Zinc and the common cold
Zinc lozenges (frequently zinc acetate or zinc gluconate) have been proposed as a treatment for the common cold. The biological mechanism of the effect is not clear, but the benefit of zinc lozenges seems to be caused by local effects in the oropharynx region, since nasal administration of zinc has also shortened the duration of colds.
Research to date has not been conclusive, but has suggested that zinc tablets lessen the symptoms of a cold while causing possible side-effects such as nausea. The benefits of zinc as a cold treatment have been described as "very minor" (by an article on WebMD).
Zinc has been known for many years to have an effect on cold viruses in the laboratory.
Research into the effect of zinc lozenges on colds between 1984 and 2009 produced a wide range of differing results. It has been hypothesized that these differences were due in part to differences in the lozenges' constituents, mainly the amount of the active ingredient, ionic zinc (iZn). For example, the amount of ionic zinc ranged from 0 to 100%, depending upon the lozenge ingredients in the trials. More recently, the evidence from trials has been reviewed to try and assess the evidence of zinc's effectiveness as a cold cure but the results, while suggestive of a positive effect, have not been conclusive, since no consideration was given to the amount of the active ingredient (iZn) in the lozenges.

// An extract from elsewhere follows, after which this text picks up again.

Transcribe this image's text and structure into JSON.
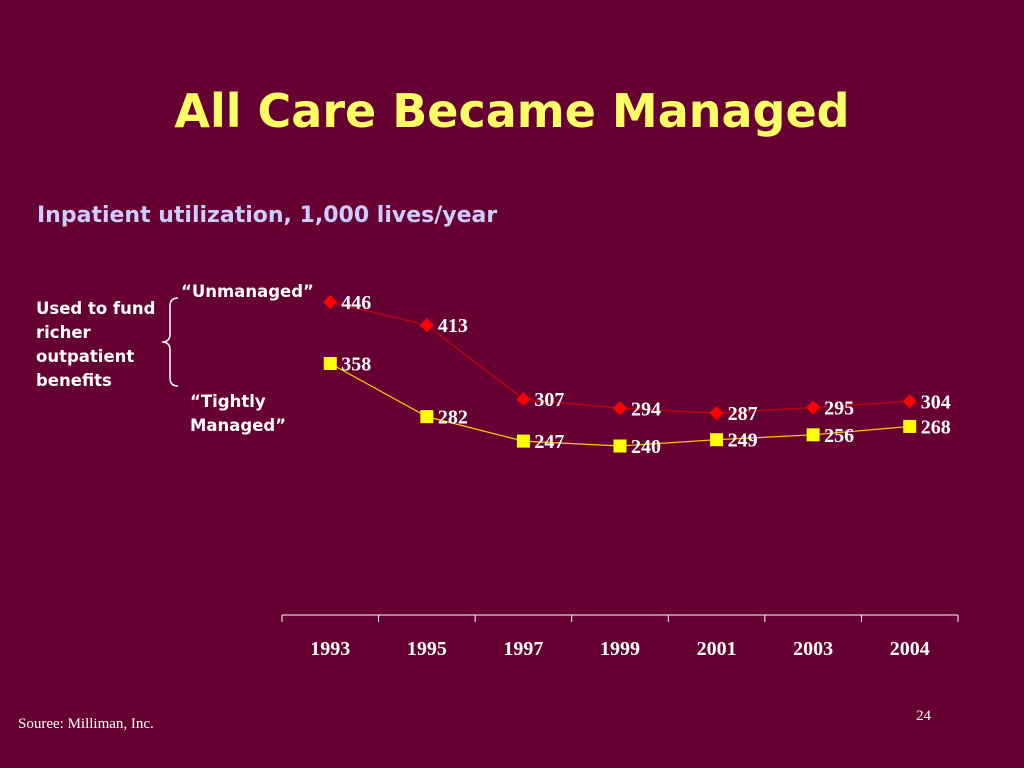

In some studies zinc lozenges caused acute adverse effects, such as bad taste, but none of the studies reported long term harm. Furthermore, many of the adverse effects, in particular regarding taste, may be caused by the specific lozenge composition and probably do not reflect the effects of zinc ions themselves. For example, zinc gluconate with dextrose or sugar becomes extremely vile in taste several weeks after manufacture, while zinc acetate dihydrate in a 1:100 mixture with dextrose by weight is permanently pleasant tasting. The most recent trial on zinc acetate found no significant differences between the zinc and placebo groups in the recorded adverse effects with a 92 mg daily dose of zinc.
According to WebMD, there have been several cases of people using zinc nasal sprays and suffering a loss of sense of smell; for this reason the US Food and Drug Administration has issued a warning that people should not use nasal sprays containing zinc.
In the most recent trial on zinc acetate lozenges, the occurrence of bad taste did not differ between the zinc and placebo groups, and therefore bad taste cannot explain the significant effect on common cold duration. Lozenge composition and zinc ion availability seem more reasonable explanations for the substantial heterogeneity in the study findings, rather than the bad taste of lozenges in some studies.
Several reviews of zinc and the common cold have been published. A Cochrane Collaboration review suggested in 2011 that it could bring about a modest reduction in the length of symptoms, but was not conclusive; a subsequent 2012 review attempted to gain more certainty and again suggested symptoms may be shortened, but that there may be side-effects such as nausea. All reviews to date have suffered from the variability of the studies which have been assessed; future large-scale randomized trials are necessary to determine whether the benefits from zinc treatment for colds outweigh the disadvantages.
A 2012 systematic review suggested that "zinc formulations may shorten the duration of symptoms of the common cold", but that further research was needed and that possible adverse effects needed to be studied.
A 2011 Cochrane Collaboration review (subsequently updated) found zinc lozenges or syrup beneficial to people with colds who were otherwise healthy but, for lack of evidence, cautioned against its use for people who might be unduly troubled by cold symptoms, such as people with asthma. The authors recommended further research for a more conclusive assessment.
The only review to consider the effects of the amount of the active ingredient, ionic zinc (iZn), showed that results varied in a direct relationship to the amount of iZn in the lozenges and total daily intake of iZn. Those studies that had zero or little iZn showed no results or even worsened results. Studies that used lozenges releasing large amounts of iZn showed strongly beneficial results.
Potential biological mechanisms
Evidence-based medicine focuses primarily on the effect of interventions on clinically relevant outcomes in controlled trials. Nevertheless, the potential biological mechanisms are of interest. In laboratory studies, zinc inhibited the replication of respiratory viruses and enhanced the effect of interferon. Non-immune mechanisms have also been proposed to explain the effect of zinc lozenges on the common cold.